Man trank - Alkohol floß trotz der Prohibition in Strömen -, und ein damals ziemlich bekannter Schauspieler namens Rivelles rezitierte auf spanisch ein bombastisches Gedicht von Eduardo Marquina zum Ruhm der alten Flandernkämpfer.

Das Gedicht widerte mich an. Ich fand es ekelhaft, wie mir alles patriotische Getue ekelhaft ist. Ich saß bei dem Essen zwischen Ugarte und einem anderen Freund, Peña, einem einundzwanzigjährigen Schauspieler. Leise sagte ich zu ihnen:

„Wenn ich mir die Nase schneuze, ist das das Zeichen. Ich stehe auf und ihr auch, und wir reißen diesen widerlichen Weihnachtsbaum zusammen."

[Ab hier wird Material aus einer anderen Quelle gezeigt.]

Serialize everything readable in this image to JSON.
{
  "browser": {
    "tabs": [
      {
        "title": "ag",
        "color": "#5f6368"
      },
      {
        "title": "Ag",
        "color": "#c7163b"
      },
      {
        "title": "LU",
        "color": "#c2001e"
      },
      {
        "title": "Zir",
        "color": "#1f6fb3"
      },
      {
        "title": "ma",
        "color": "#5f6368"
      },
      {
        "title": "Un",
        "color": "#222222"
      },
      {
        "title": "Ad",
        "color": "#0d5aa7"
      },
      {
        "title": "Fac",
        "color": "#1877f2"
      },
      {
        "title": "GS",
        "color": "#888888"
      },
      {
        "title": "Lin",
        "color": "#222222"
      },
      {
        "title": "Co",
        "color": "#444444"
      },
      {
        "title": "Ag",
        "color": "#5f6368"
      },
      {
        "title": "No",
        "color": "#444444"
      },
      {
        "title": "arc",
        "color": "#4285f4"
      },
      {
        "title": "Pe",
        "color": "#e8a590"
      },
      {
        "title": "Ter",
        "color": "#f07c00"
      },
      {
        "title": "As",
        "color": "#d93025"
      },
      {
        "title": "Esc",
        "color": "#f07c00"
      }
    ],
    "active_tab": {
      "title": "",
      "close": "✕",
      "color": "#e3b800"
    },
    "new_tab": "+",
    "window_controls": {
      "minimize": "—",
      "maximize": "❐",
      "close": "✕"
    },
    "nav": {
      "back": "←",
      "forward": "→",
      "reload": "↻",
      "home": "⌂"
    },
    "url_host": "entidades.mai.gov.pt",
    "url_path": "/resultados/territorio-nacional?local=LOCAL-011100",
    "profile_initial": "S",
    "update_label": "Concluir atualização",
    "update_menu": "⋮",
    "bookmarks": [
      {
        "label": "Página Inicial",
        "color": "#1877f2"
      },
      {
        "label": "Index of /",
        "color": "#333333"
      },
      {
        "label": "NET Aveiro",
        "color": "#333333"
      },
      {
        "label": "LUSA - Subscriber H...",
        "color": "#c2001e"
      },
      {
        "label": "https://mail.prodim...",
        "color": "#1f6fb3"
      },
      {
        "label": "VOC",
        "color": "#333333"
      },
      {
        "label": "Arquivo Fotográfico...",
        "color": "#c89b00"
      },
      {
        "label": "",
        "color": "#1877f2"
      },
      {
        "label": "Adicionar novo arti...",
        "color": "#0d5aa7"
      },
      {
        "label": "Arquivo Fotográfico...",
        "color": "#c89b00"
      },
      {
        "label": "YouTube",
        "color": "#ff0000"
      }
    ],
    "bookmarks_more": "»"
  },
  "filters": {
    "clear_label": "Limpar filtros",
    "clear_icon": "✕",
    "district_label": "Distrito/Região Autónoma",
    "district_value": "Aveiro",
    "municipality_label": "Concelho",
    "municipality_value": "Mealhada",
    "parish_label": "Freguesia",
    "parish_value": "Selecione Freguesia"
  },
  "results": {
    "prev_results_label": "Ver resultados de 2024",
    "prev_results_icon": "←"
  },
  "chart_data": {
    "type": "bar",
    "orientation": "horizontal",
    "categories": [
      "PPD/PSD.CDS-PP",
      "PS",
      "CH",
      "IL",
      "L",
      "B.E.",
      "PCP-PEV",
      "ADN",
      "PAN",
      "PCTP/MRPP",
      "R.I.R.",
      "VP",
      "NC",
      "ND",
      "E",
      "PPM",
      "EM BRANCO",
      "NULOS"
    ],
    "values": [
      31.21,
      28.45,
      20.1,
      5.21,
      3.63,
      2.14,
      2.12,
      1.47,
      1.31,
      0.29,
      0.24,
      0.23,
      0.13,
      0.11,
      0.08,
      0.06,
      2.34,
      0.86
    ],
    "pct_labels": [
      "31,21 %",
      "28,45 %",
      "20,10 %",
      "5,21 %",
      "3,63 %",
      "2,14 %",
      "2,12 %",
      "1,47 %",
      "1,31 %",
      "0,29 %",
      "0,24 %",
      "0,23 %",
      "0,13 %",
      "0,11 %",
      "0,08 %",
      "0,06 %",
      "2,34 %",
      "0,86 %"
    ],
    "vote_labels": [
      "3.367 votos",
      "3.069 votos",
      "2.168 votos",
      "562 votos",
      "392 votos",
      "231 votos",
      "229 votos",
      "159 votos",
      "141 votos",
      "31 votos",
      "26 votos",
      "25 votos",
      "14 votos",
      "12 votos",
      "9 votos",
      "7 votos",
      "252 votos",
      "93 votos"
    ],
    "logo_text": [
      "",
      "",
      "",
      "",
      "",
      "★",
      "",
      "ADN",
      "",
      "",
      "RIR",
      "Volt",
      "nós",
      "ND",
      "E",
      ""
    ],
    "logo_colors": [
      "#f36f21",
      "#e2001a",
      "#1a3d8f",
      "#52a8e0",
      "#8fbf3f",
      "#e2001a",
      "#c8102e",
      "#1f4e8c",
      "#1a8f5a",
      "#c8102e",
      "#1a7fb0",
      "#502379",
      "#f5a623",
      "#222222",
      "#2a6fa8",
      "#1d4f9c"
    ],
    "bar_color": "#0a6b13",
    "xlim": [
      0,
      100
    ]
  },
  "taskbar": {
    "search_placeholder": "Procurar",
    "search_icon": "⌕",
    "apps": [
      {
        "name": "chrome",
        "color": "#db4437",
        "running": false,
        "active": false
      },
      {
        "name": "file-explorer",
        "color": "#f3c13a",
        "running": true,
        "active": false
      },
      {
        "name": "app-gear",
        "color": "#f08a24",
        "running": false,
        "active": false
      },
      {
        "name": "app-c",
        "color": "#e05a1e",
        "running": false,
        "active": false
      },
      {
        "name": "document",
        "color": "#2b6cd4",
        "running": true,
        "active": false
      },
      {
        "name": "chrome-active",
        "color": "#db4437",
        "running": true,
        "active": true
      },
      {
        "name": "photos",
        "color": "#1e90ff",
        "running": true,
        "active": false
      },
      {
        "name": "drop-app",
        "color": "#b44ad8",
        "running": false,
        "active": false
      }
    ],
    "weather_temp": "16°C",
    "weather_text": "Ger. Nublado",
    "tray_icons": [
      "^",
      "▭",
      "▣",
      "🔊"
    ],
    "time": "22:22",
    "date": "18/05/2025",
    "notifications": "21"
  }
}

Gesagt, getan. Ich schneuzte mich, wir drei standen auf und fingen unter den weit aufgerissenen Augen der Gäste an, den Weihnachtsbaum zu zerstören.

Leider ist es nicht einfach, einen Weihnachtsbaum in Stücke zu reißen. Vergeblich rissen wir uns die Hände wund. Darauf griffen wir nach den Paketen und zertrampelten sie am Boden.

Tiefes Schweigen ringsherum. Chaplin blickte verständnislos. Leonor, Tonos Frau, sagte zu mir:

„Luis, das ist wirklich eine Gemeinheit."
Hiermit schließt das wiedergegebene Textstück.